聖ピオ十世の公教要理 秘跡の部 第三章・堅振
578 堅振の秘跡とは何ですか。
堅振とは、聖霊を授け、霊魂にイエズス・キリストの兵士としての印章を刻み付け完全なキリスト信者にする秘跡です。
579 どうして堅振によって完全なキリスト信者になるのですか。
堅振によって完全をキリスト信者になるのは、信仰がかためられ、洗礼において受けた徳と賜物を一層ゆたかに授けられるからで、堅振という名称もそこに由来します。
580 堅振において受ける聖霊の賜物とは何ですか。
堅振において受ける聖霊の賜物とは、上智、聡明、賢慮、剛毅、知識、孝愛、敬畏。
581 この秘跡の質料は何ですか。
この秘跡の質料は、司教による接手と受ける人の額にする聖香油の塗油です。
582 聖香油とは何ですか。
聖香油とは、司教が聖木曜口に香(バルサム)を混ぜて聖別したオリーブ油のことです。【カトリック教会の全歴史を通じて一致している聖伝により、唯一オリーブ油だけを堅振の秘蹟の質料として使用している。しかし、1972年11月30日、パウロ六世は全ての植物油の使用を認可したので、秘蹟の有効性に対する疑念はより深刻なものとなった。】
583 この秘跡に用いられる油と香は何を示しますか。
この秘跡で注がれる油は、聖霊の恩寵がゆたかに注がれ、信仰をかためることを示します。一方、香り高く、腐敗することのない香は、堅振を受けた人が、恩寵に強められ、キリスト教的な徳の香りを放ち、悪徳による腐敗から逃れることを示します。
584 堅振の形相は何ですか。
堅振の形相は、「われなんじに十字架のしるしをなし、聖父と聖子と聖霊とのみ名によりて、救かりの聖香油をもってなんじに堅信を施す」です。[N., I sign thee with the sign of the + Cross and I
confirm thee with the Chrism of salvation. In the name of the + Father and of the + Son and of the Holy + Ghost.]
【1971年8月15日には「たまものである聖霊のしるしを受けなさい」N., be sealed with the Gift of the Holy Spirit. + ということばに変わった。この新しい「形相」は東方教会の堅振(chrismation)の形式文から来るとされる。】
585 堅振の秘跡を授けるのはだれですか。
通常、堅振の秘跡を授けるのは司教だけです。
586 どのようにして堅振の秘跡を授けますか。
堅振の秘跡を執行するには、司教が最初に受堅者たちの上に手を延ばし、聖霊を呼び求めます。

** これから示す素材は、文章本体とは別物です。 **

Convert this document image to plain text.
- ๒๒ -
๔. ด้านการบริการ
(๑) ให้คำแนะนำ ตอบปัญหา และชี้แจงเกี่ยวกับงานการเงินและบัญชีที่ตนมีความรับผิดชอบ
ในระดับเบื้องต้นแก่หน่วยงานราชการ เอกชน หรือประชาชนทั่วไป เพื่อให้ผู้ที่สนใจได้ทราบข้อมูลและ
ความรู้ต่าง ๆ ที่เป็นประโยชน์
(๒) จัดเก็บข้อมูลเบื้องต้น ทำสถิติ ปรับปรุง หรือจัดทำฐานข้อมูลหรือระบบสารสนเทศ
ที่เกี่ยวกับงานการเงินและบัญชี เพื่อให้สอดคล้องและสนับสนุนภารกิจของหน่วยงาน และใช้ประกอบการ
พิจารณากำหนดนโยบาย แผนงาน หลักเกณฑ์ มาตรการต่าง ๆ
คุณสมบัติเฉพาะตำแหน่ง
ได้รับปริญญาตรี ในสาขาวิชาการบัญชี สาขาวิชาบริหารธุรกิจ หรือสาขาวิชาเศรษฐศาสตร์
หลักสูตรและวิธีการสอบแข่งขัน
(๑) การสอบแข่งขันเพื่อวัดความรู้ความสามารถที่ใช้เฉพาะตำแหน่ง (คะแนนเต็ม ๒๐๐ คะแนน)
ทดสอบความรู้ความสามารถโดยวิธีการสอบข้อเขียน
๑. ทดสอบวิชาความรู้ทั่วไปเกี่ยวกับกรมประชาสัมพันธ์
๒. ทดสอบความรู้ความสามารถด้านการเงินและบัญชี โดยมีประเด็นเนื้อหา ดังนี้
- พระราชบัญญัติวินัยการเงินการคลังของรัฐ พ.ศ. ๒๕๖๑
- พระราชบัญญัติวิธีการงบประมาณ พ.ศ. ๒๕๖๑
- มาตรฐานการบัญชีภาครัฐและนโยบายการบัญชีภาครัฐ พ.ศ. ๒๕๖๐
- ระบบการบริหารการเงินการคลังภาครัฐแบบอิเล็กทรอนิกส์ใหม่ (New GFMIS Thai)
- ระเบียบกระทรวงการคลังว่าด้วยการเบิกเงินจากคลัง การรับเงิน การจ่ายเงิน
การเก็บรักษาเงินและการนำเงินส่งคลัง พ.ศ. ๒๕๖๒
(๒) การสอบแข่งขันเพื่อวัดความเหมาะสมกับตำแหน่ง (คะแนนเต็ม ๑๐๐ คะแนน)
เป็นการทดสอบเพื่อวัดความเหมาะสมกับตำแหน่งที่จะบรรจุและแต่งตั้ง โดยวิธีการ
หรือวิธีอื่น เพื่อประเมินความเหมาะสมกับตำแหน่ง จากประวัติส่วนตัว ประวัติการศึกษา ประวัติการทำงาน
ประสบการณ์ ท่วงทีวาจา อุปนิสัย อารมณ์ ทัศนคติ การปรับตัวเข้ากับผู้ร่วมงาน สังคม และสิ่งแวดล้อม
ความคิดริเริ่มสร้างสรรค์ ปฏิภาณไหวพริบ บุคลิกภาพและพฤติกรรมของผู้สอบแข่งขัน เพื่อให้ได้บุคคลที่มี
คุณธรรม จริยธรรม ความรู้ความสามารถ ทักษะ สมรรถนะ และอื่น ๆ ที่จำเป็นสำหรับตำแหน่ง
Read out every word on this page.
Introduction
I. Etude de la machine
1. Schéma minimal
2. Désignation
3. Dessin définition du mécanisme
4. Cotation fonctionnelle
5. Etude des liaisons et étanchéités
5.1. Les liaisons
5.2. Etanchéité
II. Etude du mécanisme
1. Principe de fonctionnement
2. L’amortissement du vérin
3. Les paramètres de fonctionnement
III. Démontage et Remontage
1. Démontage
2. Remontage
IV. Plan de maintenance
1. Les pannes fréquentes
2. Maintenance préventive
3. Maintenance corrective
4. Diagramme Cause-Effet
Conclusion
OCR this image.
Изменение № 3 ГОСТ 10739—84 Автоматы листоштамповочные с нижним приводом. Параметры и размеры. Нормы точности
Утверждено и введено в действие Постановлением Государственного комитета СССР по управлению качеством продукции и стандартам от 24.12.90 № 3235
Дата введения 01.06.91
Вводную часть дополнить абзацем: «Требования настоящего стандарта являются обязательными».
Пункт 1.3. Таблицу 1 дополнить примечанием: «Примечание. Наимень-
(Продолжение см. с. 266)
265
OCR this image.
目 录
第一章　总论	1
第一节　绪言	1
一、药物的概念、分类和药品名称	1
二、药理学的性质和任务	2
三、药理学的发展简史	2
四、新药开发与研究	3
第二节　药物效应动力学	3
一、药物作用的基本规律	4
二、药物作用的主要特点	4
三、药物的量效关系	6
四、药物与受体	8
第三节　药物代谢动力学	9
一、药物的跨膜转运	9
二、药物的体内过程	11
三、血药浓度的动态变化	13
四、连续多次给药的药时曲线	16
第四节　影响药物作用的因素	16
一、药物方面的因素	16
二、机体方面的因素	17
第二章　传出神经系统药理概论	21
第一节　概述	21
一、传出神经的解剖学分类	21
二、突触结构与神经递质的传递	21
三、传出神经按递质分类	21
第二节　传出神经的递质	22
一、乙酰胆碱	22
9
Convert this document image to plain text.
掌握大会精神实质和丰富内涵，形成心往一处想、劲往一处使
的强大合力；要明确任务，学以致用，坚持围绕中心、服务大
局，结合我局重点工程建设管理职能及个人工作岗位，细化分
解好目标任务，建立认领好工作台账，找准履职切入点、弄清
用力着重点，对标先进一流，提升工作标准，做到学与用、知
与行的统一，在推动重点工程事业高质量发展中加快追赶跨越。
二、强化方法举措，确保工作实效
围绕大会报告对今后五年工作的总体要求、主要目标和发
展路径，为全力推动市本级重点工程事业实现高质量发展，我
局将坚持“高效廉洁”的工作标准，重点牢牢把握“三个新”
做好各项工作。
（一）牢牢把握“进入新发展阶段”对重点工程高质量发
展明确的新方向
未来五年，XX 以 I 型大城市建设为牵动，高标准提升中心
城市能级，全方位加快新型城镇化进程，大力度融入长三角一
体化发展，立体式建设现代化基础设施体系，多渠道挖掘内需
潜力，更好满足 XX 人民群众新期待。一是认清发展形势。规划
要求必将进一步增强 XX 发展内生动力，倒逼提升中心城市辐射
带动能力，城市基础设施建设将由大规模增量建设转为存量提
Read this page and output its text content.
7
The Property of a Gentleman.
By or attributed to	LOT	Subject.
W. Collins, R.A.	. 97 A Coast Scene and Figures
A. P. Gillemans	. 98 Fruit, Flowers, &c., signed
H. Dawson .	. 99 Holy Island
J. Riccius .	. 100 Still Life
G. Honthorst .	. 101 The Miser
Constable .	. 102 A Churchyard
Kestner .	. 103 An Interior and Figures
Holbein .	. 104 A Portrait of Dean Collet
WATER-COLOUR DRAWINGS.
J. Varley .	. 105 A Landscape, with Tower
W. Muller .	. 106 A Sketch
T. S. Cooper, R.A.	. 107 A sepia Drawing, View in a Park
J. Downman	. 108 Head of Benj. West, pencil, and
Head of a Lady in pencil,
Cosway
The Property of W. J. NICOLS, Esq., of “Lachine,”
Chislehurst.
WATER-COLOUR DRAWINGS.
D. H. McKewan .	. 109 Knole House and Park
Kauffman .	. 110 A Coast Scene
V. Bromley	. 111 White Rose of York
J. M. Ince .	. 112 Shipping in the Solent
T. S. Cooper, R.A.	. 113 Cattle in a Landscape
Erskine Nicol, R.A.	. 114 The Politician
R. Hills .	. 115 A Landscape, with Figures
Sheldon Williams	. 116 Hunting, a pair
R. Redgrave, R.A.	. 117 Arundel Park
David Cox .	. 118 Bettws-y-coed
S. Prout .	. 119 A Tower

次に司教は、それぞれの額に聖香油を十字架のしるしをして塗りながら、形相のことばを唱えます。それから司教は堅振を受けた人のそれぞれのほおを右手で軽く打ちながら「あなたに平和あれ」と言います。最後に司教は堅振を受けた人をすべて荘厳に祝福します。
587 なぜ額に塗油しますか。
額は恐れと恥しさのしるしのあらわれる部分ですから、額に塗油するのは、堅振を受ける人がキリスト信者の名と身分を恥じないだけでなく、信仰の敵を恐れることがないようにという意味です。
588 堅振を受ける人の頬を軽く打つのはなぜですか。
堅振を受ける人の頬を軽く打つのは、イエズス・キリストヘの信仰のために受ける屈辱や労苦をおおしく耐え忍ぶべきことを教えるためです。
589 信者はみな堅振の秘跡を受けなければなりませんか。
信者はみな堅振の秘跡を受けなければなりません。また、目下の人にも受けさせるようにしなければなりません。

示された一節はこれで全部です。